July 12, 2005 – Finding My Muse in Oxford
July 12, 2005 – Finding My Muse in Oxford
It’s Monday February 15, 1982. I’ve rented a car and I’m now driving out of London en route to Oxford. I manage to get out of the city without getting lost. This is remarkable for me since I’m by myself. The first time I drove in the UK in 1978, my wife IM navigated and she always managed to get us to where we were going. I’m now on my own having to go by instinct and what I remember from my study of the London map, early this morning over breakfast at the Royal Lancaster Hotel where I’m staying while in London. I’m being extra cautious trying to get a feel for being on the opposite side of the car, shifting with my left hand. I head west on Bayswater Road from the hotel then left onto Glouster Place north to Marylebone Road where I turn left. Marylebone Road turns into a flyover that will become the M40 heading west toward Oxford, which along with places like Harvard, the Sorbonne, Stanford, have become synonymous with hard-core schooling.
If you look at a map of Great Britain, both Oxford and Cambridge are completely absent motorways—the British name for freeways. The M-40 bypasses the main part of Oxford as it streaks toward Warwick and its motorway terminus at the M-5. The M-11 ends at Cambridge. Oxford sits in triangle formed by the M1, the M6, and the M40. Due north from London the major Motorway is the M1 that takes you to Leicester, Nottingham, and Leads.

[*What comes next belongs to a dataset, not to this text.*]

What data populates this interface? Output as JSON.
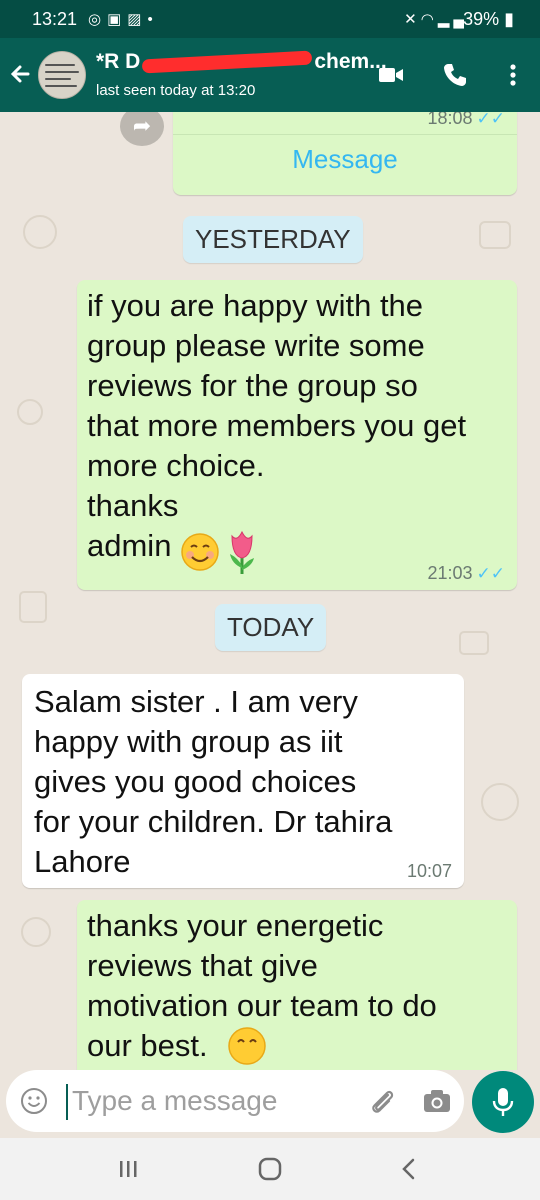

Just south of Leicester, the M1 joins the M6, which heads north and west to Birmingham, Manchester and on into Scotland. Due west out of London, the major motorway is the M4, which races to Heathrow, Reading, Bristol, and onward into Wales through Cardiff to Swansea. This will be my first trip to Oxford, the beginning of a decade-long relationship, the demise of which, I still lament. My wife IM and I were back two years ago, but it’s different when you go to a place to meet someone than when you don’t. In the first case you feel like a guest, in the second you feel like a tourist. I much prefer the former, which is what I am today.
I arrive 30 minutes late having gotten lost on at least two different roundabouts coming into the city. TP my host is unfazed by my late arrival—or out of courtesy overlooks my tardiness, attributing it to my being a Californian. My wife IM, who, having been born in Scotland and educated in Catholic Schools, puts a very high premium on punctuality, something as British as the art of queuing up ordering for boarding buses, entering school, etc. She has been early for every appointment she has ever had. And after these many years together, I’ve adopted her ways and have made it a point to be on time. It’s an easy way to show respect for others, IM would say—and it is.

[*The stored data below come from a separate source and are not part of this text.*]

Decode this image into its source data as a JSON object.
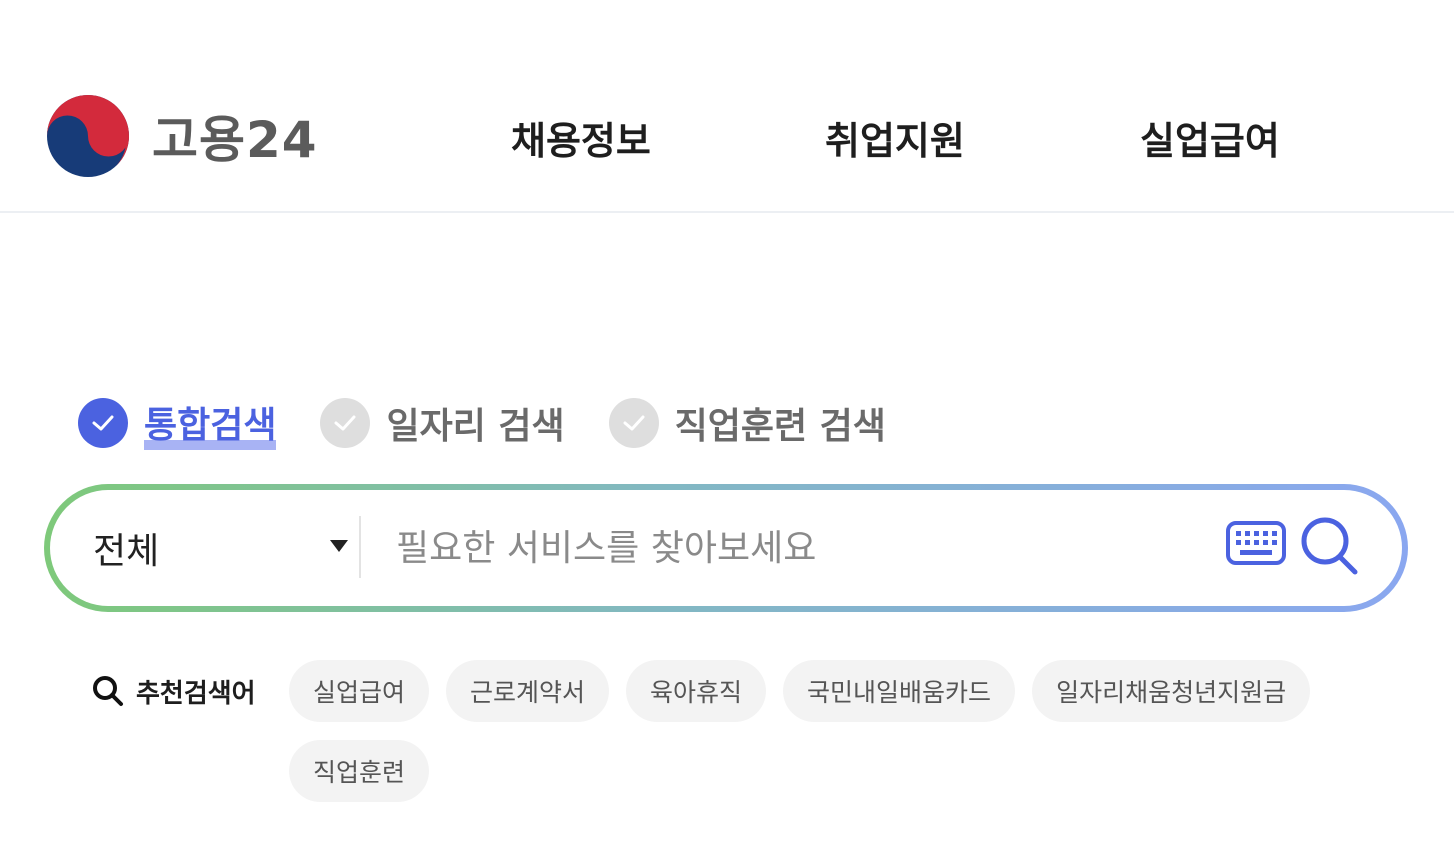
{
  "logo": {
    "text": "고용24",
    "icon": "taegeuk-icon"
  },
  "nav": {
    "items": [
      {
        "label": "채용정보"
      },
      {
        "label": "취업지원"
      },
      {
        "label": "실업급여"
      }
    ]
  },
  "search_tabs": [
    {
      "label": "통합검색",
      "selected": true,
      "icon": "check-icon"
    },
    {
      "label": "일자리 검색",
      "selected": false,
      "icon": "check-icon"
    },
    {
      "label": "직업훈련 검색",
      "selected": false,
      "icon": "check-icon"
    }
  ],
  "search": {
    "scope": "전체",
    "placeholder": "필요한 서비스를 찾아보세요",
    "keyboard_icon": "keyboard-icon",
    "search_icon": "search-icon"
  },
  "recommend": {
    "label": "추천검색어",
    "keywords": [
      "실업급여",
      "근로계약서",
      "육아휴직",
      "국민내일배움카드",
      "일자리채움청년지원금",
      "직업훈련"
    ]
  },
  "colors": {
    "accent": "#4b62e0",
    "gradient_start": "#7ec97a",
    "gradient_end": "#8aa7f0"
  }
}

TP says we should go to lunch as he has reservations for 1315 and it’s now 1300. The office is on Banbury Road a short drive from the city center and we make it at our appointed time after happening on a parking space near the restaurant, close by the Oxford Covered Market. It’s actually a pub that serves food and we are seated and served. TP has a lager; I have a glass of red wine. I’m not much into beers or distilled spirits, but have imbibed both in a pinch. TP and I know a good deal about one another having spoken on the phone quite often and we always manage a bit of social conversation in addition to business. I have committed to produce a manuscript on hard drives for Elsevier and we’re discussing the outline of the book and TP is offering advice on what I should include and what I should avoid. Since I write for a U.S. technical magazine, TP is of a mind that I can sell the book to magazine subscribers and has asked if my magazine might help publicize the book—I say they probably will and they do.
We wonder around the Oxford Covered Market after lunch. The place resembles a farmer’s market—with green grocers, fishmongers, butchers, and fowlers, that has been hijacked by a flee market with merchants in their stalls selling everything imaginable. There’s been a market at the block along High Street in the city center since the mid 1700s if not before. I get the distinct impression that some of those working the many stalls of the market might have sprung from descendents of those early 1700s merchants. The city is such a contrast for someone like me from California where the oldest building is barely 100 years old. Indeed, California as we know it only came into being since the middle of the 19th century. Oxford by contrast can claim its founding in 900 AD. Its existence is recorded in the Anglo Saxon Chronicle of 912. Oxford’s many structures dating back 100s of years unnerve my sense of reality accustom to being surrounded by modern architecture. The routine of Oxford’s everyday life is also bewildering. Since everyone drives on the left side of the road, approaching pedestrians also pass on the left and I have to consciously remember to go contrary to my normal instinct. It is also this cultural disorientation that forces me to see the world from an entirely different perspective and I always invariably see something I had overlooked or never saw before.
The other great place in Oxford that I’ve had a great affection for is Blackwell’s Book Store on the north side of Broad Street. It would be the one bookstore that carried the book I would write. If I needed a muse to spur my effort to put this book on paper, I had found it in Oxford and specifically in Blackwell’s.